When I first saw Joy Division in 1979, when I was 15, I was a little frightened of Peter Hook. Bernard Albrecht (as he then was) was exactly the sort of young man you’d expect to see in an indie band: he looked about 12 and was reserved. Peter Hook, by contrast, looked about twice his age (Hook’s actually younger, by one month). He tended to say exactly what he thought in interviews. He looked permanently pissed off (he famously DIDN’T LIKE the Martin Hannett production of Unknown Pleasures). And HE HAD A BEARD! (In the new wave world of 1979, NO-ONE had a beard…)
His name reminded me of Private Henry Hook, the recluctant soldier in Zulu who malingers – until the zulus come thru the ceiling at the hospital. Then he wins the VC! (He might actually be named after him: Hook is a pseudonym, a stand-in for Peter Woodhead.)
Come New Order, he was even more ‘rockist’. He grew a ponytail, married Caroline Ahearne (Mrs Merton), wore leather trousers…
But… he played the most glorious bass-lines…
His rivalry with Bernard Sumner only got worse. But his playing got better and better. He was undoubtedly the musical star of the band. I’d wait impatiently for the bass-line to erupt, often in addition to a synthesised bass-line.
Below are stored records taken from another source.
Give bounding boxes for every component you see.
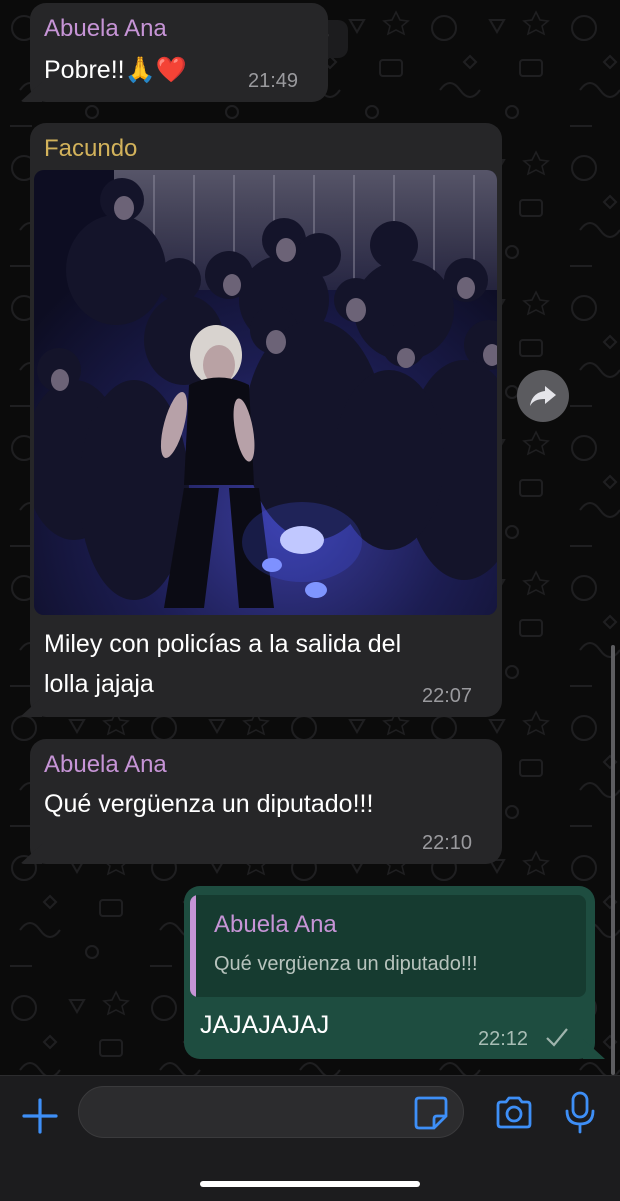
quoted-text: Qué vergüenza un diputado!!! — [214, 953, 478, 975]
message-text: JAJAJAJAJ — [200, 1011, 330, 1039]
quote-accent-bar — [190, 895, 196, 997]
message-text: lolla jajaja — [44, 670, 154, 698]
message-photo[interactable] — [34, 170, 497, 615]
message-bubble-incoming[interactable]: Abuela Ana Pobre!!🙏❤️ 21:49 — [30, 3, 328, 102]
microphone-icon[interactable] — [562, 1091, 598, 1135]
forward-button[interactable] — [517, 370, 569, 422]
sent-check-icon — [546, 1028, 568, 1047]
scrollbar[interactable] — [611, 645, 615, 1075]
forward-icon — [530, 386, 556, 406]
quoted-message[interactable]: Abuela Ana Qué vergüenza un diputado!!! — [190, 895, 586, 997]
message-time: 22:12 — [478, 1028, 529, 1050]
message-text: Miley con policías a la salida del — [44, 630, 402, 658]
message-time: 22:07 — [422, 685, 473, 707]
sender-name[interactable]: Abuela Ana — [44, 751, 167, 779]
message-text: Qué vergüenza un diputado!!! — [44, 790, 374, 818]
message-time: 22:10 — [422, 832, 473, 854]
message-time: 21:49 — [248, 70, 299, 92]
sender-name[interactable]: Abuela Ana — [44, 15, 167, 43]
sender-name[interactable]: Facundo — [44, 135, 137, 163]
message-input[interactable] — [78, 1086, 464, 1138]
camera-icon[interactable] — [494, 1093, 534, 1133]
message-input-bar — [0, 1075, 620, 1201]
message-text: Pobre!!🙏❤️ — [44, 56, 187, 84]
plus-icon[interactable] — [20, 1096, 60, 1136]
sticker-icon[interactable] — [412, 1094, 450, 1132]
home-indicator[interactable] — [200, 1181, 420, 1187]
message-bubble-incoming[interactable]: Abuela Ana Qué vergüenza un diputado!!! … — [30, 739, 502, 864]
quoted-sender: Abuela Ana — [214, 911, 337, 938]
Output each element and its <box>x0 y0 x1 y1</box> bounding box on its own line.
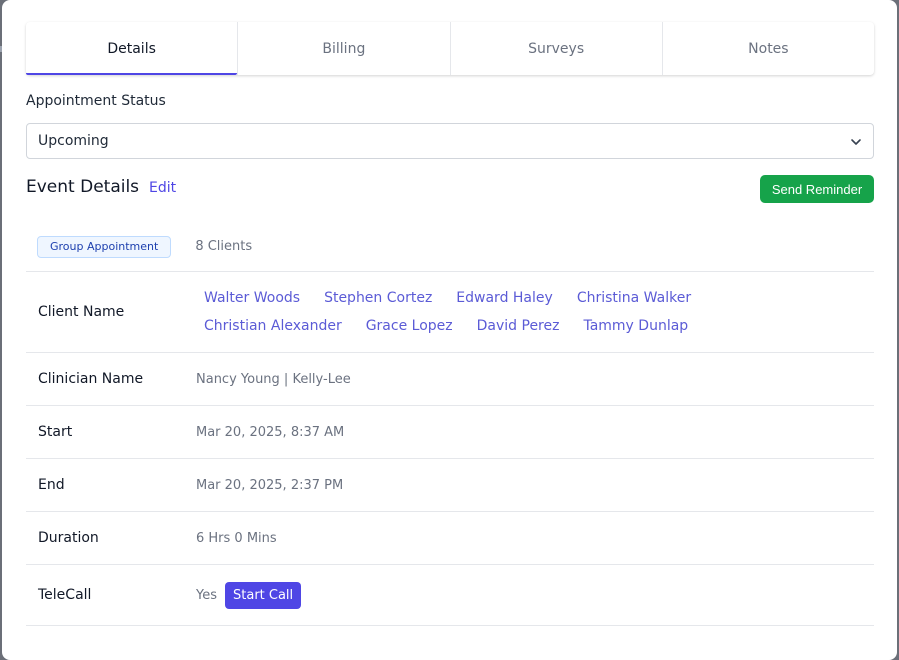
event-details-title: Event Details <box>26 177 140 197</box>
start-label: Start <box>38 424 73 440</box>
client-link[interactable]: David Perez <box>477 317 560 335</box>
client-link[interactable]: Stephen Cortez <box>324 289 432 307</box>
clinician-name-label: Clinician Name <box>38 371 144 387</box>
client-name-label: Client Name <box>38 304 125 320</box>
tab-billing[interactable]: Billing <box>238 22 451 75</box>
tab-bar: Details Billing Surveys Notes <box>26 22 874 75</box>
client-link[interactable]: Grace Lopez <box>366 317 453 335</box>
appointment-status-value: Upcoming <box>38 133 109 149</box>
appointment-status-select[interactable]: Upcoming <box>26 123 874 159</box>
end-value: Mar 20, 2025, 2:37 PM <box>196 477 344 493</box>
appointment-modal: Details Billing Surveys Notes Appointmen… <box>2 0 897 660</box>
duration-label: Duration <box>38 530 99 546</box>
appointment-status-label: Appointment Status <box>26 93 166 109</box>
edit-link[interactable]: Edit <box>149 180 176 196</box>
client-name-row: Client Name Walter Woods Stephen Cortez … <box>26 272 874 353</box>
client-link[interactable]: Walter Woods <box>204 289 300 307</box>
start-value: Mar 20, 2025, 8:37 AM <box>196 424 345 440</box>
telecall-row: TeleCall Yes Start Call <box>26 565 874 626</box>
clients-count: 8 Clients <box>195 239 253 254</box>
end-row: End Mar 20, 2025, 2:37 PM <box>26 459 874 512</box>
start-row: Start Mar 20, 2025, 8:37 AM <box>26 406 874 459</box>
tab-notes[interactable]: Notes <box>663 22 874 75</box>
send-reminder-button[interactable]: Send Reminder <box>760 175 874 203</box>
client-link[interactable]: Christian Alexander <box>204 317 342 335</box>
client-links: Walter Woods Stephen Cortez Edward Haley… <box>196 289 836 335</box>
client-link[interactable]: Tammy Dunlap <box>583 317 688 335</box>
client-link[interactable]: Edward Haley <box>456 289 553 307</box>
end-label: End <box>38 477 65 493</box>
group-info-row: Group Appointment 8 Clients <box>26 222 874 272</box>
client-link[interactable]: Christina Walker <box>577 289 691 307</box>
tab-details[interactable]: Details <box>26 22 239 75</box>
tab-surveys[interactable]: Surveys <box>451 22 663 75</box>
telecall-label: TeleCall <box>38 587 92 603</box>
clinician-name-value: Nancy Young | Kelly-Lee <box>196 371 351 387</box>
duration-row: Duration 6 Hrs 0 Mins <box>26 512 874 565</box>
chevron-down-icon <box>851 139 861 145</box>
telecall-value: Yes <box>196 587 217 603</box>
clinician-row: Clinician Name Nancy Young | Kelly-Lee <box>26 353 874 406</box>
start-call-button[interactable]: Start Call <box>225 581 302 609</box>
duration-value: 6 Hrs 0 Mins <box>196 530 277 546</box>
group-appointment-badge: Group Appointment <box>37 235 172 258</box>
Age Of Consent (1983) is my all-time favourite. It starts off as a ‘Transmission’-style two-note, two-chord thing (D followed by B). But he holds back, back, back until a flourish on the B at 1.46: he goes up to an F# and G (the 5th note and the 6th). It takes your breath away. It takes mine, anyway, even 35 years later. And having done it once, he does it again and again…
Since then, he’s also turned into quite a writer, of the ‘just say it like it is’ variety. On p425 of Substance: Inside New Order he recounts how the band actually met Michael Powell, who wanted to make a film accompanied by Age Of Consent. It doesn’t mention, however, that Powell had made a film called Age Of Consent too. (1969. It was filmed in Australia and stars James Mason and a young Helen Mirren… An old man’s film.)